With data mining and software engineering techniques, Data Sentinel has identified bugs in development and production workflows by flagging poor quality data and has prevented software systems at LinkedIn from consuming bad data. It has also caught more insidious issues, such as data skew and duplicate examples in datasets. These can result in poor data analytics and statistical machine learning models.

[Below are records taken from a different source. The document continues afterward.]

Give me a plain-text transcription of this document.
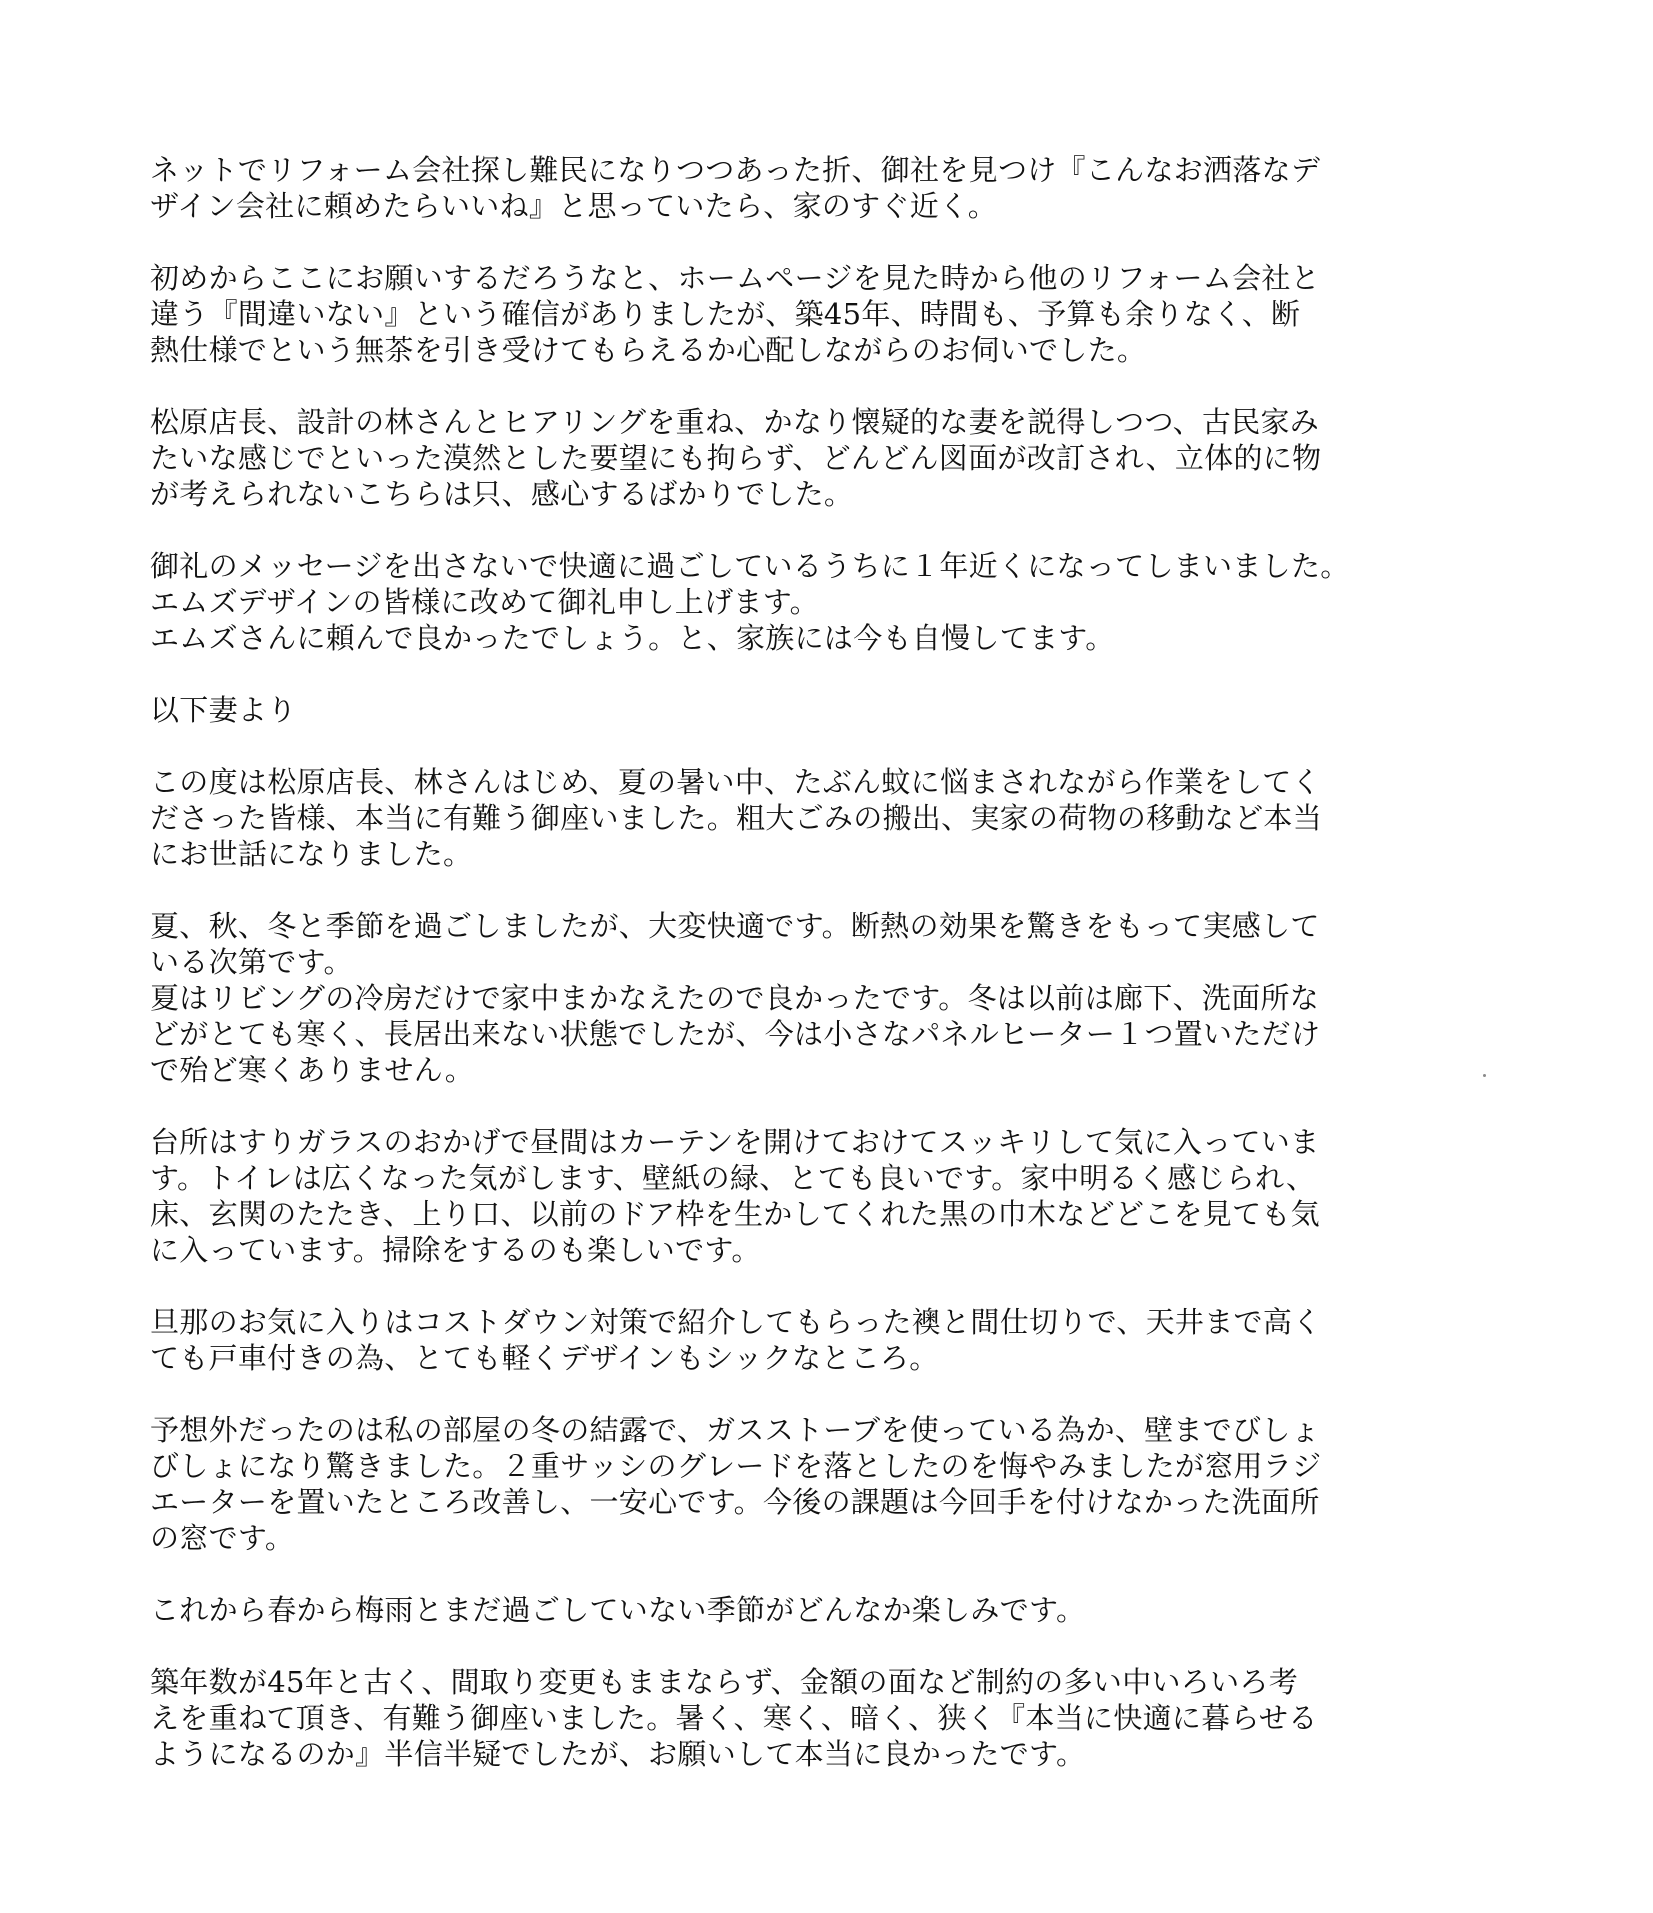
ネットでリフォーム会社探し難民になりつつあった折、御社を見つけ『こんなお洒落なデ
ザイン会社に頼めたらいいね』と思っていたら、家のすぐ近く。
初めからここにお願いするだろうなと、ホームページを見た時から他のリフォーム会社と
違う『間違いない』という確信がありましたが、築45年、時間も、予算も余りなく、断
熱仕様でという無茶を引き受けてもらえるか心配しながらのお伺いでした。
松原店長、設計の林さんとヒアリングを重ね、かなり懐疑的な妻を説得しつつ、古民家み
たいな感じでといった漠然とした要望にも拘らず、どんどん図面が改訂され、立体的に物
が考えられないこちらは只、感心するばかりでした。
御礼のメッセージを出さないで快適に過ごしているうちに１年近くになってしまいました。
エムズデザインの皆様に改めて御礼申し上げます。
エムズさんに頼んで良かったでしょう。と、家族には今も自慢してます。
以下妻より
この度は松原店長、林さんはじめ、夏の暑い中、たぶん蚊に悩まされながら作業をしてく
ださった皆様、本当に有難う御座いました。粗大ごみの搬出、実家の荷物の移動など本当
にお世話になりました。
夏、秋、冬と季節を過ごしましたが、大変快適です。断熱の効果を驚きをもって実感して
いる次第です。
夏はリビングの冷房だけで家中まかなえたので良かったです。冬は以前は廊下、洗面所な
どがとても寒く、長居出来ない状態でしたが、今は小さなパネルヒーター１つ置いただけ
で殆ど寒くありません。
台所はすりガラスのおかげで昼間はカーテンを開けておけてスッキリして気に入っていま
す。トイレは広くなった気がします、壁紙の緑、とても良いです。家中明るく感じられ、
床、玄関のたたき、上り口、以前のドア枠を生かしてくれた黒の巾木などどこを見ても気
に入っています。掃除をするのも楽しいです。
旦那のお気に入りはコストダウン対策で紹介してもらった襖と間仕切りで、天井まで高く
ても戸車付きの為、とても軽くデザインもシックなところ。
予想外だったのは私の部屋の冬の結露で、ガスストーブを使っている為か、壁までびしょ
びしょになり驚きました。２重サッシのグレードを落としたのを悔やみましたが窓用ラジ
エーターを置いたところ改善し、一安心です。今後の課題は今回手を付けなかった洗面所
の窓です。
これから春から梅雨とまだ過ごしていない季節がどんなか楽しみです。
築年数が45年と古く、間取り変更もままならず、金額の面など制約の多い中いろいろ考
えを重ねて頂き、有難う御座いました。暑く、寒く、暗く、狭く『本当に快適に暮らせる
ようになるのか』半信半疑でしたが、お願いして本当に良かったです。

Some success stories from our teams include:

  • Leveraging Data Sentinel to discover duplicated work anniversary data and primary keys for organization data.
  • Data Sentinel helped a team that works with member and jobs data 1) discover duplicated data, 2) intervene and prevent corrupted data from being pushed to a database.
  • Data Sentinel helped a team that works with recruiter data discover duplicate records, thus preventing the learning of biased machine learning models from this corrupted data.

Ongoing development

Following its widespread success and added value at LinkedIn, Data Sentinel continues to undergo intense development to improve its capabilities. These exciting efforts include the following:

  • Implementing more data mining methods based on AI, statistics, and machine learning to perform data checks
  • Discovering and recommending data checks for users
  • Validating data in an online streaming fashion (as opposed to the current offline batch-processing approach)
  • Leveraging self-driving database techniques, as referenced in this paper, to improve the performance of data validation jobs

At LinkedIn, we are excited to continue pushing the frontiers of data mining, data management, and software engineering to address data quality problems. We hope that Data Sentinel will not only raise awareness around the importance of data quality, but also inspire concepts of “testing coverage” and health metrics for datasets to be incorporated into software engineering and big data analytics.